Where common sense in the "real" world around would dictate that an object is independent of measurement in its status, quantum physics places most importance on the act of measurement.
"It proves that measurement is everything. At the quantum level, reality does not exist if you are not looking at it," said associate professor Andrew Truscott from the ANU Research School of Physics and Engineering.
The ANU team not only succeeded in building the Wheeler experiment, first proposed in 1978, but went a step ahead and used atoms scattered by light to study the quantum weirdness.
A wave like behaviour (interference) or particle behaviour (no interference) depends on how one measures the system.
Many experiments using variations on John Young's "double-slit" process have shown that light decides to be a wave or a particle if it is (or is not) measured.
A measuring device to "observe" the light seems to turn it into a particle as shown by blobs of light on a film. If left unobserved it is a wave as seen by the interference pattern.
Wheeler suggested an intriguing variation now known as the "Delayed Choice" where the point of measurement is after the photon/wave has gone through the slits (by when it should have determined its wave or particle nature).
The observer's "delayed choice" determines whether the photon has taken one path (particle) or both (wave) after it has already done so. The experimenter, it would seem, changes something that has already happened.
"Quantum physics' predictions about interference seem odd enough when applied to light, which seems more like a wave, but to have done the experiment with atoms, which are complicated things that have mass and interact with electric fields and so on, adds to the weirdness," said Roman Khakimov, PhD student at the Research School of Physics and Engineering.

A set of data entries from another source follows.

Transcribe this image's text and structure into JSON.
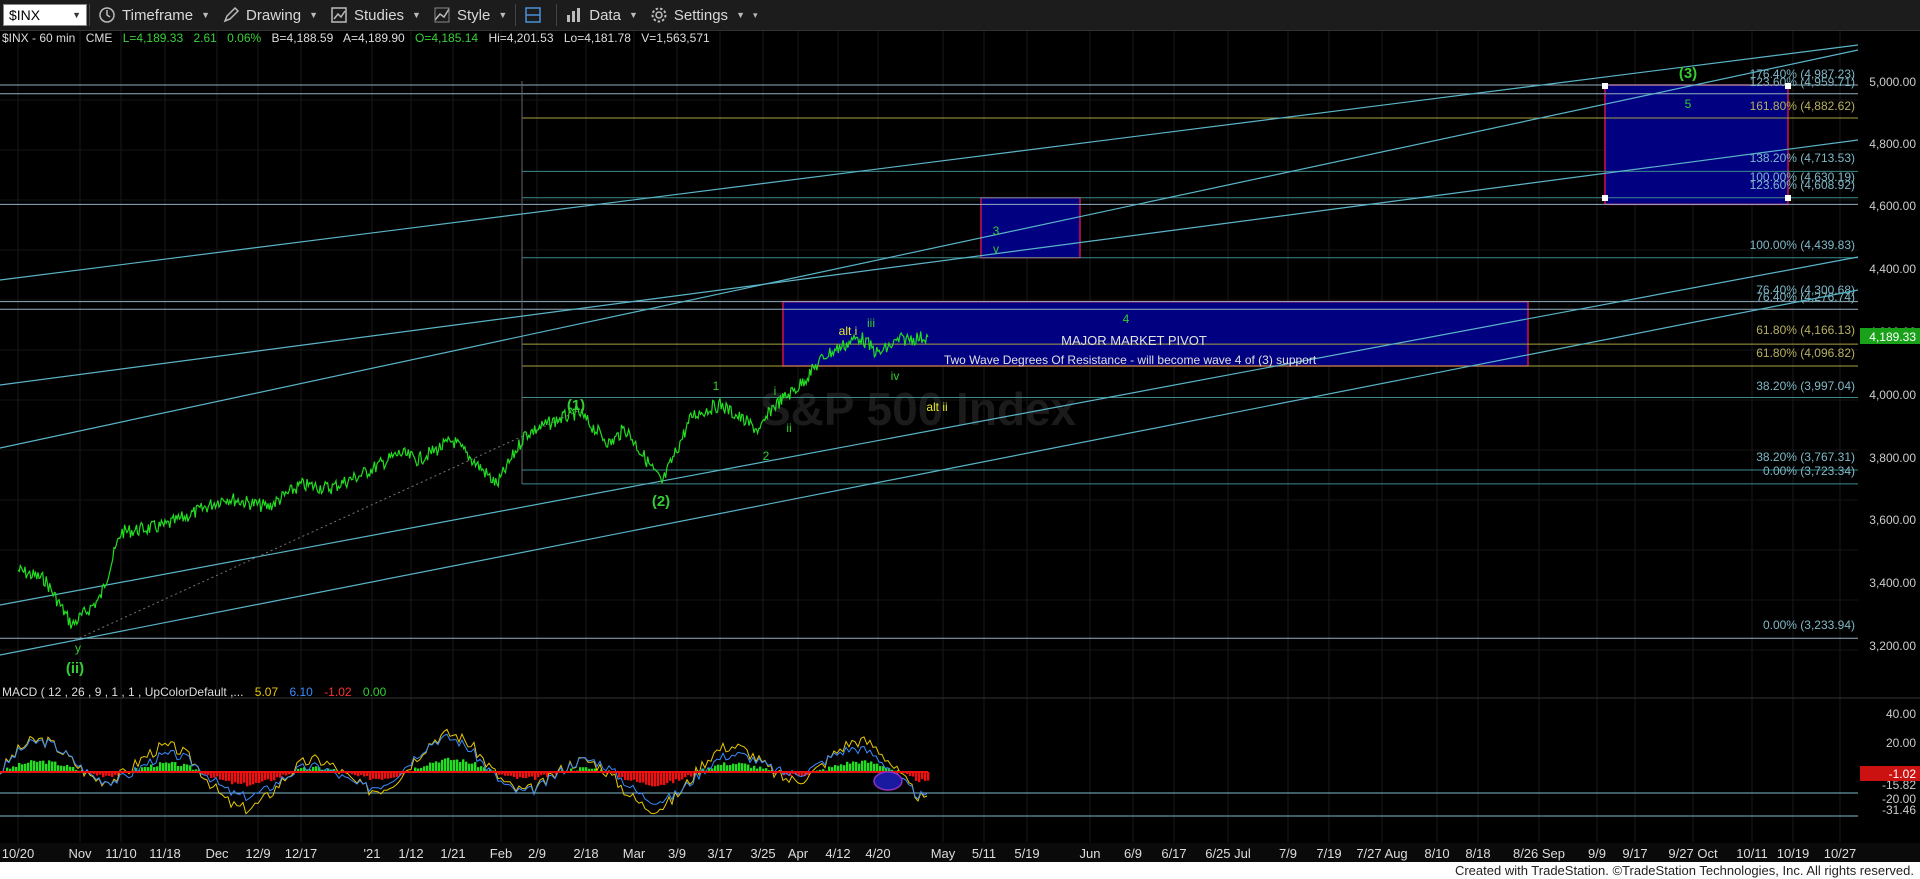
{
  "toolbar": {
    "symbol": "$INX",
    "timeframe_label": "Timeframe",
    "drawing_label": "Drawing",
    "studies_label": "Studies",
    "style_label": "Style",
    "data_label": "Data",
    "settings_label": "Settings"
  },
  "status": {
    "symbol": "$INX - 60 min",
    "exchange": "CME",
    "last": "L=4,189.33",
    "change": "2.61",
    "pct": "0.06%",
    "bid": "B=4,188.59",
    "ask": "A=4,189.90",
    "open": "O=4,185.14",
    "high": "Hi=4,201.53",
    "low": "Lo=4,181.78",
    "volume": "V=1,563,571"
  },
  "macd": {
    "label": "MACD ( 12 , 26 , 9 , 1 , 1 , UpColorDefault ,...",
    "v1": "5.07",
    "v2": "6.10",
    "v3": "-1.02",
    "v4": "0.00"
  },
  "footer": "Created with TradeStation. ©TradeStation Technologies, Inc. All rights reserved.",
  "colors": {
    "background": "#000000",
    "price": "#22dd22",
    "channel": "#5ab4c8",
    "fib_level": "#7fbfbf",
    "fib_gold": "#a8a040",
    "box_fill": "#000088",
    "box_border": "#d01050",
    "wave_green": "#33cc33",
    "wave_yellow": "#e8e830"
  },
  "chart_data": {
    "type": "line",
    "title": "",
    "series": [
      {
        "name": "$INX - 60 min",
        "points": [
          [
            "10/20",
            3450
          ],
          [
            "10/26",
            3420
          ],
          [
            "Oct 30",
            3275
          ],
          [
            "11/4",
            3360
          ],
          [
            "11/10",
            3570
          ],
          [
            "11/18",
            3590
          ],
          [
            "11/27",
            3640
          ],
          [
            "12/4",
            3680
          ],
          [
            "12/11",
            3650
          ],
          [
            "12/17",
            3720
          ],
          [
            "12/24",
            3710
          ],
          [
            "12/31",
            3750
          ],
          [
            "1/8",
            3820
          ],
          [
            "1/14",
            3800
          ],
          [
            "1/21",
            3860
          ],
          [
            "1/27",
            3760
          ],
          [
            "1/29",
            3720
          ],
          [
            "2/5",
            3880
          ],
          [
            "2/12",
            3930
          ],
          [
            "2/16",
            3950
          ],
          [
            "2/23",
            3850
          ],
          [
            "3/1",
            3900
          ],
          [
            "3/4",
            3725
          ],
          [
            "3/11",
            3940
          ],
          [
            "3/17",
            3975
          ],
          [
            "3/24",
            3890
          ],
          [
            "3/26",
            3965
          ],
          [
            "4/1",
            4030
          ],
          [
            "4/9",
            4130
          ],
          [
            "4/16",
            4190
          ],
          [
            "4/20",
            4135
          ],
          [
            "4/23",
            4180
          ],
          [
            "4/29",
            4189.33
          ]
        ]
      },
      {
        "name": "MACD",
        "values": [
          5.07,
          6.1,
          -1.02,
          0.0
        ]
      }
    ],
    "x_tick_labels": [
      "10/20",
      "Nov",
      "11/10",
      "11/18",
      "Dec",
      "12/9",
      "12/17",
      "'21",
      "1/12",
      "1/21",
      "Feb",
      "2/9",
      "2/18",
      "Mar",
      "3/9",
      "3/17",
      "3/25",
      "Apr",
      "4/12",
      "4/20",
      "May",
      "5/11",
      "5/19",
      "Jun",
      "6/9",
      "6/17",
      "6/25 Jul",
      "7/9",
      "7/19",
      "7/27 Aug",
      "8/10",
      "8/18",
      "8/26 Sep",
      "9/9",
      "9/17",
      "9/27 Oct",
      "10/11",
      "10/19",
      "10/27"
    ],
    "y_tick_labels": [
      "5,000.00",
      "4,800.00",
      "4,600.00",
      "4,400.00",
      "4,200.00",
      "4,000.00",
      "3,800.00",
      "3,600.00",
      "3,400.00",
      "3,200.00"
    ],
    "ylim": [
      3150,
      5050
    ],
    "current_price_label": "4,189.33",
    "macd_tick_labels": [
      "40.00",
      "20.00",
      "-15.82",
      "-20.00",
      "-31.46"
    ],
    "macd_current_label": "-1.02",
    "fib_levels": [
      {
        "label": "176.40% (4,987.23)",
        "value": 4987.23
      },
      {
        "label": "123.60% (4,959.71)",
        "value": 4959.71
      },
      {
        "label": "161.80% (4,882.62)",
        "value": 4882.62
      },
      {
        "label": "138.20% (4,713.53)",
        "value": 4713.53
      },
      {
        "label": "100.00% (4,630.19)",
        "value": 4630.19
      },
      {
        "label": "123.60% (4,608.92)",
        "value": 4608.92
      },
      {
        "label": "100.00% (4,439.83)",
        "value": 4439.83
      },
      {
        "label": "76.40% (4,300.68)",
        "value": 4300.68
      },
      {
        "label": "76.40% (4,276.74)",
        "value": 4276.74
      },
      {
        "label": "61.80% (4,166.13)",
        "value": 4166.13
      },
      {
        "label": "61.80% (4,096.82)",
        "value": 4096.82
      },
      {
        "label": "38.20% (3,997.04)",
        "value": 3997.04
      },
      {
        "label": "38.20% (3,767.31)",
        "value": 3767.31
      },
      {
        "label": "0.00% (3,723.34)",
        "value": 3723.34
      },
      {
        "label": "0.00% (3,233.94)",
        "value": 3233.94
      }
    ],
    "boxes": [
      {
        "name": "major-pivot",
        "from": "Apr",
        "to": "8/26 Sep",
        "y_low": 4096.82,
        "y_high": 4300.68
      },
      {
        "name": "wave-3-target",
        "from": "5/11",
        "to": "Jun",
        "y_low": 4439.83,
        "y_high": 4630.19
      },
      {
        "name": "wave-5-target",
        "from": "9/9",
        "to": "10/11",
        "y_low": 4608.92,
        "y_high": 4987.23
      }
    ],
    "annotations": {
      "pivot_title": "MAJOR MARKET PIVOT",
      "pivot_subtitle": "Two Wave Degrees Of Resistance - will become wave 4 of (3) support",
      "wave_labels": [
        "(3)",
        "5",
        "3",
        "v",
        "4",
        "alt i",
        "iii",
        "iv",
        "alt ii",
        "(1)",
        "1",
        "i",
        "ii",
        "2",
        "(2)",
        "y",
        "(ii)"
      ]
    },
    "watermark": "S&P 500 Index",
    "grid": true,
    "legend": "none"
  }
}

Truscott's team first trapped a collection of helium atoms in a suspended state known as a Bose-Einstein condensate, and picked a single atom from the pack.
This was then dropped through a pair of counter-propagating laser beams, which formed a grating pattern or crossroad.
A second light grating that recombines the paths was randomly added, which led to interference pattern as if the atom had travelled both paths.
When the second light grating was not added, no interference was observed as if the atom chose only one path.
However, the decision to add the second grating was taken only after the atom had already passed through the crossroad.
If one chooses to believe that the atom really did take a particular path or paths then one has to accept that a future measurement is affecting the atom's past, said Truscott.
"The atoms did not travel from A to B. It was only when they were measured at the end of the journey that their wave-like or particle-like behavior was brought into existence," he said.